- Allow a setting for enabling styles.
- Allow a setting for enabling comments. See bug 572642
- Or always enable comments? (What about "--" in comments?)
Have three element white lists: HTML, SVG and MathML.
- This turns out to lead to a lot of complexity without clear benefit.
- Have three attribute white lists: HTML, SVG and MathML. The attributes don't depend on the element they are on beyond the element namespace.
- XXX: Figure out what the requirements are for attributes starting with data- or _.
- Have three lists of attributes that take URLs. Drop the attributes when they have prohibited URLs (after trimming whitespace from the value).
- Resolve relative URLs into absolute ones using a per fragment base URL. (Is this correct for Gecko reqs? Current code uses the node's base URI. Is that right?)
- However, allow any URL in the src attribute on the img element, because imgs are safe. bug 572637
- Have a list of SVG attributes that take different-document references.
- Have a list of SVG attributes that are allowed to have same-document references only.
- If styles are allowed, sanitize style attribute values. If styles aren't allowed, drop the style attribute.
- Always drop script and title elements and their contents.
- If styles are disabled, drop style elements and their contents.
- If styles are enabled, sanitize the content of style elements.
- Add the controls attribute to the video and audio elements (if it isn't there already).
- Can stylistic SVG attributes have values that need to be sanitized?
- Should Semantic MathML be on the white list for clipboard round-tripping? (Mainly a footprint issue.)

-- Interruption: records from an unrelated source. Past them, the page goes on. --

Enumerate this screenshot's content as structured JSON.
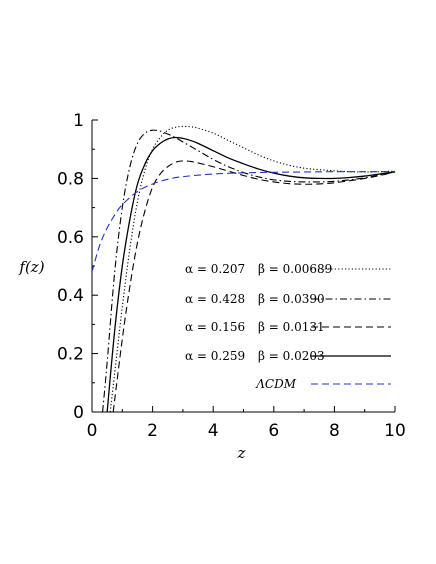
{
  "chart_data": {
    "type": "line",
    "xlabel": "z",
    "ylabel": "f(z)",
    "xlim": [
      0,
      10
    ],
    "ylim": [
      0,
      1
    ],
    "x_ticks": [
      "0",
      "2",
      "4",
      "6",
      "8",
      "10"
    ],
    "y_ticks": [
      "0",
      "0.2",
      "0.4",
      "0.6",
      "0.8",
      "1"
    ],
    "grid": false,
    "legend_position": "right",
    "series": [
      {
        "name": "α = 0.207   β = 0.00689",
        "style": "dotted",
        "color": "#000000",
        "x": [
          0.6,
          0.8,
          1.0,
          1.25,
          1.5,
          1.75,
          2.0,
          2.25,
          2.5,
          2.75,
          3.0,
          3.25,
          3.5,
          4.0,
          4.5,
          5.0,
          5.5,
          6.0,
          6.5,
          7.0,
          7.5,
          8.0,
          8.5,
          9.0,
          9.5,
          10.0
        ],
        "y": [
          0.0,
          0.18,
          0.36,
          0.56,
          0.72,
          0.83,
          0.9,
          0.94,
          0.965,
          0.975,
          0.978,
          0.977,
          0.972,
          0.955,
          0.93,
          0.905,
          0.88,
          0.86,
          0.845,
          0.835,
          0.83,
          0.826,
          0.823,
          0.822,
          0.823,
          0.825
        ]
      },
      {
        "name": "α = 0.428   β = 0.0390",
        "style": "dashdot",
        "color": "#000000",
        "x": [
          0.35,
          0.5,
          0.75,
          1.0,
          1.25,
          1.5,
          1.75,
          2.0,
          2.25,
          2.5,
          2.75,
          3.0,
          3.5,
          4.0,
          4.5,
          5.0,
          5.5,
          6.0,
          6.5,
          7.0,
          7.5,
          8.0,
          8.5,
          9.0,
          9.5,
          10.0
        ],
        "y": [
          0.0,
          0.17,
          0.48,
          0.7,
          0.84,
          0.92,
          0.955,
          0.965,
          0.962,
          0.952,
          0.94,
          0.925,
          0.895,
          0.865,
          0.84,
          0.82,
          0.805,
          0.795,
          0.79,
          0.788,
          0.788,
          0.79,
          0.795,
          0.802,
          0.812,
          0.822
        ]
      },
      {
        "name": "α = 0.156   β = 0.0131",
        "style": "dashed",
        "color": "#000000",
        "x": [
          0.7,
          1.0,
          1.25,
          1.5,
          1.75,
          2.0,
          2.25,
          2.5,
          2.75,
          3.0,
          3.25,
          3.5,
          4.0,
          4.5,
          5.0,
          5.5,
          6.0,
          6.5,
          7.0,
          7.5,
          8.0,
          8.5,
          9.0,
          9.5,
          10.0
        ],
        "y": [
          0.0,
          0.25,
          0.43,
          0.58,
          0.69,
          0.77,
          0.815,
          0.84,
          0.855,
          0.86,
          0.858,
          0.853,
          0.84,
          0.825,
          0.81,
          0.797,
          0.788,
          0.782,
          0.78,
          0.781,
          0.785,
          0.792,
          0.8,
          0.81,
          0.822
        ]
      },
      {
        "name": "α = 0.259   β = 0.0203",
        "style": "solid",
        "color": "#000000",
        "x": [
          0.5,
          0.75,
          1.0,
          1.25,
          1.5,
          1.75,
          2.0,
          2.25,
          2.5,
          2.75,
          3.0,
          3.25,
          3.5,
          4.0,
          4.5,
          5.0,
          5.5,
          6.0,
          6.5,
          7.0,
          7.5,
          8.0,
          8.5,
          9.0,
          9.5,
          10.0
        ],
        "y": [
          0.0,
          0.28,
          0.5,
          0.66,
          0.78,
          0.85,
          0.895,
          0.92,
          0.935,
          0.94,
          0.937,
          0.93,
          0.92,
          0.895,
          0.87,
          0.85,
          0.832,
          0.818,
          0.808,
          0.802,
          0.8,
          0.8,
          0.803,
          0.808,
          0.815,
          0.823
        ]
      },
      {
        "name": "ΛCDM",
        "style": "dashed",
        "color": "#2233cc",
        "x": [
          0.0,
          0.25,
          0.5,
          0.75,
          1.0,
          1.5,
          2.0,
          2.5,
          3.0,
          4.0,
          5.0,
          6.0,
          7.0,
          8.0,
          9.0,
          10.0
        ],
        "y": [
          0.48,
          0.57,
          0.63,
          0.675,
          0.71,
          0.755,
          0.781,
          0.797,
          0.806,
          0.815,
          0.819,
          0.821,
          0.822,
          0.823,
          0.823,
          0.823
        ]
      }
    ],
    "legend": [
      {
        "alpha": "α = 0.207",
        "beta": "β = 0.00689"
      },
      {
        "alpha": "α = 0.428",
        "beta": "β = 0.0390"
      },
      {
        "alpha": "α = 0.156",
        "beta": "β = 0.0131"
      },
      {
        "alpha": "α = 0.259",
        "beta": "β = 0.0203"
      },
      {
        "alpha": "ΛCDM",
        "beta": ""
      }
    ]
  }
}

- Is it dangerous for SVG fragment id references to be able to refer to an id in the document the untrusted fragment gets inserted into?
- What to do about microdata?
These are features for the HTML5 parser when it is used outside Gecko.
- Allow form-related elements to be toggled on and off in the white list.
- Allow using the sanitizer in non-fragment mode (in which case, the title element should be allowed).
- Are there compelling use cases for non-fragment mode sanitization?
- Have a configurable white list of permitted URL schemes in attributes that take URLs.